On February 28th, Dr. Ricia Chansky’s Narrative as Social Justice class hosted students from the Interamerican University Fajardo (IUF) in the Figueroa Chapel auditorium to foster collaboration and ideas in Mi María, a project that gathers, curates, and amplifies the stories and images of people who endured the impact and aftermath of Hurricane María in Puerto Rico.

After the UPRM opened its doors following the storm in October 30th, Professor Chansky restarted her Creative Writing course with a class exercise where students wrote short memoirs about their experiences in the aftermath of the hurricane. This was an attempt to move forward as they overcame the difficulties of lacking basic services like electricity, water and internet. “I was very naïve,” shared Chansky in her opening statements at the event, “I thought that we would share our story and punto!” However, she told us that she cried for hours in her dining room table as she read by candlelight over 100 memoirs written by students in pencil and notebook paper. She quoted one of her students’ memoir that impacted her the most onstage:

The saddest thing in the world was to see our neighbors digging graves in their back yards because relatives had passed away due to the lack of medical attention in Aguadilla, since the only hospital had to be shut down.

“These were the types of narratives that my students were turning in to me,” Dr. Chansky explained ”…and I felt as though it was wrong that people weren’t hearing these narratives. I felt that [through] the news coverage and the report about Hurricane María human beings were being erased.

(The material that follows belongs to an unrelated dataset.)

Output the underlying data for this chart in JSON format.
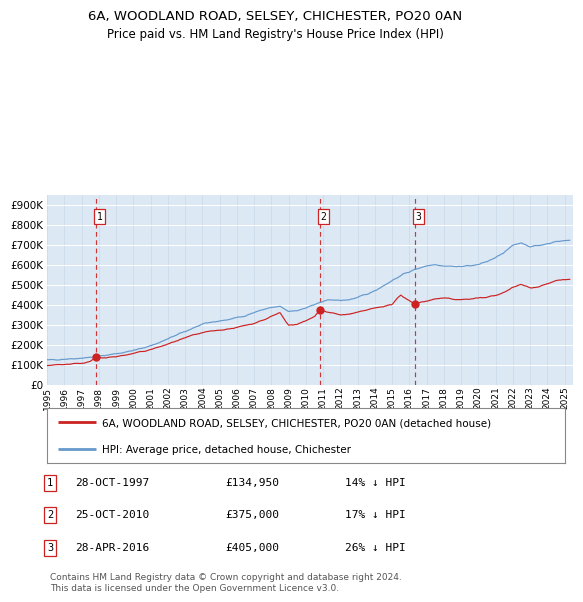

They were being silenced and their stories were not being heard.…” From these raw and unedited memoirs the Narrative as Social Justice class and the Mi María project were born.

Mi María is an autobiography studies and oral history project– within the fields of critical disaster studies and environmental humanities– that gathers and curates people’s words and images of the social and environmental impact that Hurricane María had on Puerto Rico. The main purpose of this project is to amplify the voices of those affected by Hurricane María for the national and international community to recognize and understand. This project emerged from Dr. Ricia Chanky’s Narrative as Social Justice class, where students learn narrative production as a means of furthering social justice through direct participation in producing, editing, and curating narratives from the hurricane.

The student collaborators oversee various research and editing tasks, such as interviewing hurricane Maria survivors, experts and professionals that worked during the storm, and collecting broadcast from radio, photography and music. “This semester we are focusing on curating some of the materials gathered by students last semester and developing other genres of multimodal auto/biographical narratives” shared Andrea Valdés, an English Literature major and collaborator in the project. The collaborators are divided into different work groups, such as Narrative Editing, Micro-Narrative Collection, and Verbal Design.

Other than to amplify the voices and stories silenced by mass media and government in the hit and aftermath of Hurricane María, the purpose of the Mi Maria project is to radically change the way public and private entities respond to natural catastrophes by exposing the struggles, needs and lost endured by the Puerto Rican people endured. Valdés further explained on a written interview that the material being produced is to be contributed to a larger exhibition curated by the Humanities Action Lab “Initiative on Climate and Environmental Justice,” a project collaboratively led by Columbia University, Rutgers University, and The New School.

The development of the Mi María project is not limited to Colegio students taking the Narrative as Social Justice course but relies on the indispensable collaboration of students from the Interamerican University in Fajardo. This team of student collaborators are working in the design, illustrations, and general marketing of the project under the mentorship of Dr. Maria de Mater O’Neill, the director of Rubberband Design Studio of San Juan. From creating posters and flyers to web design, Inter Fajardo collaborators have the task to transform the narrative and multimodal content collected, curated and produced by the Colegio team into the visual arts aspect of the Mi María project.

The first exhibition of Mi Maria by Dr. Chansky and her Social Justice class students, in collaboration with the design team of Interamerican University of Fajardo will be this May.

Article co-authored by Jonathan Pérez and Lauce Colón.